Como De la Espriella fez sua fortuna e os questionados negócios do vencedor das eleições na Colômbia
Empresário conservador alinhado com Trump e Milei financiou campanha presidencial, mas seus ingressos são alvo de críticas e investigações
Abelardo de la Espriella, o vencedor das eleições da Colômbia realizadas neste domingo, admite ser um sibarita.
Um dandi com sotaque caribenho que gosta de boa mesa, que passa temporadas em Florença e Miami, vende vinhos da Toscana e gravatas de seda italianas, usa relógios de luxo e dirige automóveis de potência extravagante.
"O conheço e não vive de maneira modesta; tem um trem de vida que requer recursos fortes", descreve o jornalista Ángel Becassino, que investigou a biografia do vencedor das eleições colombianas, conforme a pré-contagem e na falta da apuração oficial.
A fortuna de De la Espriella, um empresário conservador de mão dura alinhado com as direitas de Donald Trump, Nayib Bukele e Javier Milei na América, foi tema central de sua campanha.
Este advogado se vende como um empresário exitoso que financiou sua carreira presidencial com seus ganhos e créditos.
Nisso se baseou para defender sua condição de outsider, o que segundo ele lhe permitirá governar com independência dos poderes tradicionais do país.
Porém, seus ingressos também são questionados.
Críticos e rivais políticos debatem os vínculos de De la Espriella com clientes ligados ao paramilitarismo e casos de corrupção.
Congressistas democratas estadunidenses e investigações de meios como La Silla Vacía também levantam dúvidas sobre a transparência de suas atividades empresariais.
A origem de sua fortuna atrai olhares após impor-se na segunda volta contra Iván Cepeda, que buscava continuar a via progressista do atual presidente, Gustavo Petro.
Quem se perfila como presidente nos próximos quatro anos tem três nacionalidades: colombiana, estadunidense e italiana.
Nasceu em Bogotá, mas se criou em Montería, a capital do departamento de Córdoba na região caribenha da Colômbia.
"Vem de uma família de certo nível, de classe média um pouco alta, de um mundo com recursos com alguma fazenda", diz Becassino.

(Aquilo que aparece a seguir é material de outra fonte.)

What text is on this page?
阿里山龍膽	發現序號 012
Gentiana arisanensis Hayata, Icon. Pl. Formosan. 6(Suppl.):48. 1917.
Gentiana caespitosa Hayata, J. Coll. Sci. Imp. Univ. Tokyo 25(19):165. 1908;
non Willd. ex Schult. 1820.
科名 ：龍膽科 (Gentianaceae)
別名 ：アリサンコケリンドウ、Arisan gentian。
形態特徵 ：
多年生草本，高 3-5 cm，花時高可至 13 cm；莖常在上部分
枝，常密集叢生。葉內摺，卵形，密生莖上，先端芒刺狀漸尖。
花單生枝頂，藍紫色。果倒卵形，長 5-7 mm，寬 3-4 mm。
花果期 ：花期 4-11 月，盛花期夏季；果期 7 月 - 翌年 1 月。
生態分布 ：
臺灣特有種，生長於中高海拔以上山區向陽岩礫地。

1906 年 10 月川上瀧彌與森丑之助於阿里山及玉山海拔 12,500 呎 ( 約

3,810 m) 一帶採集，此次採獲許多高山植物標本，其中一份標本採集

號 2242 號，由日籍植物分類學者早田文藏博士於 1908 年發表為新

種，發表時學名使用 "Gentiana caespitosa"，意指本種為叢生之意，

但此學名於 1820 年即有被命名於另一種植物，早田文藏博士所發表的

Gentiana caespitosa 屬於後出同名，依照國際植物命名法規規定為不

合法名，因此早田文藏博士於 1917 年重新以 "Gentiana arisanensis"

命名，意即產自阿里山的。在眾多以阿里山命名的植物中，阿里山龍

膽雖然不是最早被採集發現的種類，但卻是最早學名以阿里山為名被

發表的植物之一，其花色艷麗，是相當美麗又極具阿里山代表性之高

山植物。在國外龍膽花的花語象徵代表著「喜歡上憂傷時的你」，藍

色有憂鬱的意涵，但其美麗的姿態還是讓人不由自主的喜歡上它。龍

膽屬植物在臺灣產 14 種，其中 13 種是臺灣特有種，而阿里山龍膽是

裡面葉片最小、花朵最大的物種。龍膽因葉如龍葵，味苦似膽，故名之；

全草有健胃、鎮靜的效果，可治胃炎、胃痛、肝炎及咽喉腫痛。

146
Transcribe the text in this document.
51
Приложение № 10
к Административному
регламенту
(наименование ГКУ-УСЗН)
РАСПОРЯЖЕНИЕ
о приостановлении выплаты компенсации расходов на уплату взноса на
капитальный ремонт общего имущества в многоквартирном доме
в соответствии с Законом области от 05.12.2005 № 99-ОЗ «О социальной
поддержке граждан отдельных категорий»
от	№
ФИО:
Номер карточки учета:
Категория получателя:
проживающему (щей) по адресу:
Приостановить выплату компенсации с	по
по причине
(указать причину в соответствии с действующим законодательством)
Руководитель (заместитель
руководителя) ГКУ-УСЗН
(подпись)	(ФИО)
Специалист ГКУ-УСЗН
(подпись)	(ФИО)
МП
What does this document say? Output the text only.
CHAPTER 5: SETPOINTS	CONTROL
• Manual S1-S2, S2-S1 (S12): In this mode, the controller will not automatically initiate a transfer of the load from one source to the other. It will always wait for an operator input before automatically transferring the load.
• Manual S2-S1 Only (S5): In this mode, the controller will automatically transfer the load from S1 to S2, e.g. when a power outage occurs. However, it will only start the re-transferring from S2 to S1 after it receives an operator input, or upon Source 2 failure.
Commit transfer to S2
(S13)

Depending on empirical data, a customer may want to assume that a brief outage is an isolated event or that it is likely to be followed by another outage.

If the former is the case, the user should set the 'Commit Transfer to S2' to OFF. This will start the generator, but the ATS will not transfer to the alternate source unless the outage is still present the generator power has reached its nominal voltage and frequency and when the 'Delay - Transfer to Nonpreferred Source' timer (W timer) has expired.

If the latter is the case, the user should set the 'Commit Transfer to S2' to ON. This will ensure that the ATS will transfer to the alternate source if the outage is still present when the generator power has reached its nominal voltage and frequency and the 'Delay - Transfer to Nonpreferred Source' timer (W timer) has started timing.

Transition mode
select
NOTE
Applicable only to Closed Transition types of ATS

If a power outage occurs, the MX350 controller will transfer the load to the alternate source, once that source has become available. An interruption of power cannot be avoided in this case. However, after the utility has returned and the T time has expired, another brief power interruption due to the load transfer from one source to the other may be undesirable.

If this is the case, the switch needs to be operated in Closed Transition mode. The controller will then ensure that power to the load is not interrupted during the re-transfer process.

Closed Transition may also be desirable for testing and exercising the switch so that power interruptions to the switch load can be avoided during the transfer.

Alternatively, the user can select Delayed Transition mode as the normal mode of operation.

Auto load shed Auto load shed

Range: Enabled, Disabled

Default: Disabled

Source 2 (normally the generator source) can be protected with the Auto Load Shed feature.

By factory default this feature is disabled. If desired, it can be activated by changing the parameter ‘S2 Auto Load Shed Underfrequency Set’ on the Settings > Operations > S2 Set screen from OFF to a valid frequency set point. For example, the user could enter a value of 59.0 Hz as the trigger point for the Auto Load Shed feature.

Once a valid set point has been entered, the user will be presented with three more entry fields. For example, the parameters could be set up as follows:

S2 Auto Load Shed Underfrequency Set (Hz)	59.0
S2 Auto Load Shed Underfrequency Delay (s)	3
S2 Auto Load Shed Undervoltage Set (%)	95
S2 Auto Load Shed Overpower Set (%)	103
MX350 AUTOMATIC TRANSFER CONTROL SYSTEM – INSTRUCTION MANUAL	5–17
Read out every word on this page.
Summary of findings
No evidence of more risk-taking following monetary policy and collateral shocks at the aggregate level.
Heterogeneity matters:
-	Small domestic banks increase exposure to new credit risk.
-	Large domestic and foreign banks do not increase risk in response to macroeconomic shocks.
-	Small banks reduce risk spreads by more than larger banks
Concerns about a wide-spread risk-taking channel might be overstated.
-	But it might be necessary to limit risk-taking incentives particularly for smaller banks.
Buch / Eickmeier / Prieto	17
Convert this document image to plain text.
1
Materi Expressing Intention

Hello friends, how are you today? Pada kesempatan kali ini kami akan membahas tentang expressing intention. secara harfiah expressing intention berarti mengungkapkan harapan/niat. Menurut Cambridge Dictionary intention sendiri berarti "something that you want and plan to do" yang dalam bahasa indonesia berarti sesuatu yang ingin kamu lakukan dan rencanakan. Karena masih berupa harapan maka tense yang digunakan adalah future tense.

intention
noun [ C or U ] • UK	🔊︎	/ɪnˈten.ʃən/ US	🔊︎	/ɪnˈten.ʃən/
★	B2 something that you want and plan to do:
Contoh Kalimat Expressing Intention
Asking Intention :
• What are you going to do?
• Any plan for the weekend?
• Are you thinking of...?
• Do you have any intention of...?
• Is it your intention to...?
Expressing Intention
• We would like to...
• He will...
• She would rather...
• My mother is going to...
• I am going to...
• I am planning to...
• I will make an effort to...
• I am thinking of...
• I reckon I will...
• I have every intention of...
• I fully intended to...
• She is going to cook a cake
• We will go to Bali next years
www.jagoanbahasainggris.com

Desde pequeno, De la Espriella mostrou aptidão para os negócios.
Alugava seu videogame para outras crianças e vendia víveres no bairro, contou.
Mais tarde, quando se mudou para estudar direito na Universidade Sergio Arboleda de Bogotá, ampliou seus mercados.
Gerardo Reyes, um jornalista colombiano que também investigou parte da vida de De la Espriella, conta que "ali fez negócios; vendendo roupas, uísque e esmeraldas nos EUA".
Aqueles foram os primórdios de uma carreira em que acabou fundando dezenas de companhias, entre elas uma firma de advogados questionada, midiática e prolífica que catapultou seus ingressos e sua marca pessoal.
Após incursionar como representante musical, "de algum cantor de vallenato", conforme conta Becassino, De la Espriella encontrou a gallinha dos ovos de ouro no início de 2000.
O governo de Álvaro Uribe Vélez finalizava o chamado Acordo de Santa Fe de Ralito, um processo de desmovilização e paz para as Autodefensas Unidas da Colômbia.
As AUC foram um grupo paramilitar de extrema direita criado no final dos anos 90 para combater guerrilhas de esquerda e proteger interesses de empresários e camponeses locais.
Um dos epicentros do grupo foi o departamento de Córdoba.
Às AUC se atribuem crimes contra a humanidade, massacres e vínculos com o narcotráfico.
Esta notícia foi traduzida pela Equipe Editorial do ParaguaiNews a partir da notícia original publicada por nossos colegas do Diario Paraguayo.